Mas o direito constitucional positivo brasileiro facilita a solução dessa dúvida. Com efeito, convém
lembrar que o art. 60, § 4.º, IV, da CF/1988 dispõe:
"§ 4.º Não será objetode deliberação a proposta de emenda tendente a abolir:
(...)
IV - os direitos e garantias individuais".

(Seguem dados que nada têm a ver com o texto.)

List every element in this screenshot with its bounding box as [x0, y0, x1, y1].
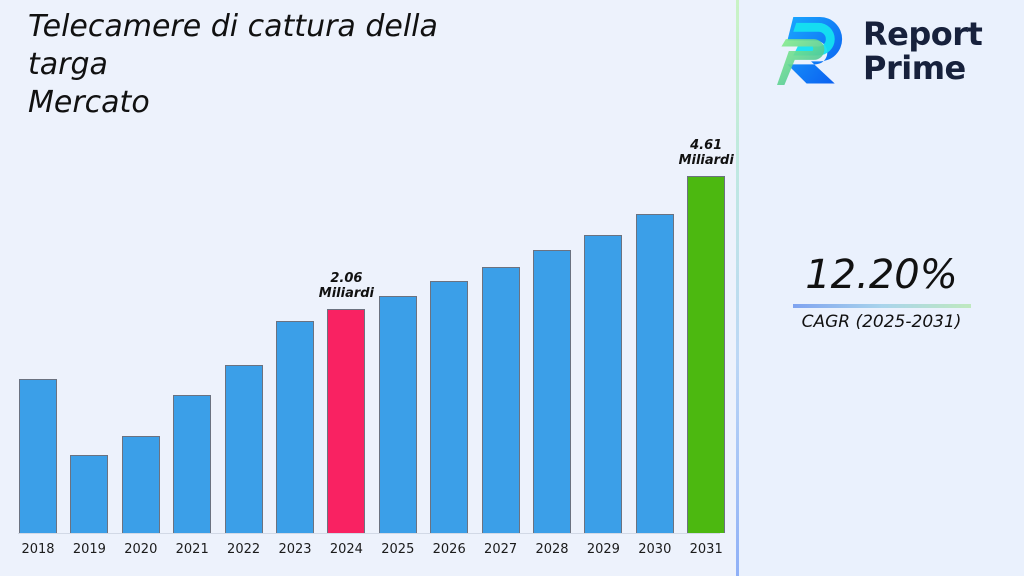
- bar-2029: [584, 235, 622, 533]
- cagr-block: 12.20% CAGR (2025-2031): [739, 252, 1024, 332]
- bar-2025: [379, 296, 417, 533]
- brand-logo-line2: Prime: [863, 51, 982, 85]
- x-axis: 2018201920202021202220232024202520262027…: [0, 534, 737, 576]
- bar-2021: [173, 395, 211, 533]
- bar-2026: [430, 281, 468, 533]
- bar-2027: [482, 267, 520, 533]
- side-panel: Report Prime 12.20% CAGR (2025-2031): [739, 0, 1024, 576]
- cagr-divider-rule: [793, 304, 971, 308]
- bar-plot-area: 2.06 Miliardi4.61 Miliardi: [0, 0, 737, 540]
- chart-panel: Telecamere di cattura della targa Mercat…: [0, 0, 737, 576]
- bar-2022: [225, 365, 263, 533]
- report-prime-logo-mark-icon: [777, 12, 851, 90]
- cagr-caption: CAGR (2025-2031): [739, 312, 1024, 332]
- bar-2018: [19, 379, 57, 533]
- bar-2020: [122, 436, 160, 533]
- brand-logo-line1: Report: [863, 17, 982, 51]
- brand-logo-text: Report Prime: [863, 17, 982, 85]
- bar-2031: [687, 176, 725, 533]
- bar-2023: [276, 321, 314, 533]
- bar-2024: [327, 309, 365, 533]
- bar-2030: [636, 214, 674, 533]
- cagr-value: 12.20%: [739, 252, 1024, 298]
- x-tick-2031: 2031: [676, 542, 736, 557]
- bar-2019: [70, 455, 108, 533]
- brand-logo: Report Prime: [777, 12, 982, 90]
- bar-2028: [533, 250, 571, 533]
- screenshot-root: Telecamere di cattura della targa Mercat…: [0, 0, 1024, 576]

Ora, ninguém negará ser a norma constante do art. 5.º, XXXVI, da CF/1988 uma garantia, garantia
essa da segurança das relações jurídicas. Conseqüentemente ela não poderá ser abolida pelo Poder
Constituinte derivado.
23. Observe-se, enfim, que, em face da Constituição brasileira de 1988, cujo art. 5.º, XXXVI, somente
proíbe à lei prejudicar o direito adquirido, o ato jurídico perfeito e a coisa julgada, não será
inconstitucional emenda que, colhendo embora fatos passados, não importe em violar qualquer
desses três institutos.
IV. OBSERVAÇÕES FINAIS
24. Este trabalho, sumário e superficial embora, tem a pretensão de haver demonstrado três pontos
essenciais. O primeiro, que os atos do Poder Constituinte originário não são forçosamente
retroativos, apenas podem sê-lo; o segundo, que, numa Constituição que garante o direito adquirido,
o Poder Constituinte derivado é por ele limitado, não podendo eliminá-lo; e, terceiro, a noção de
direito adquirido há de ser interpretada restritivamente, para não colher senão vantagens
patrimoniais.
E seguramente, por outro lado, demonstrou ele a afirmação inicial sobre a extrema complexidade do
assunto. Quem sabe, porém, abriu uma vereda a ser explorada, com maior profundidade, com maior
sutileza, para a clarificação da questão do direito adquirido, o que traria incontestável contribuição
para o direito nacional.
(*) Conferência proferida no Tribunal de Alçada Criminal de São Paulo, em 11.06.1997, como parte
da comemoração dos 30 anos de criação daquela Corte.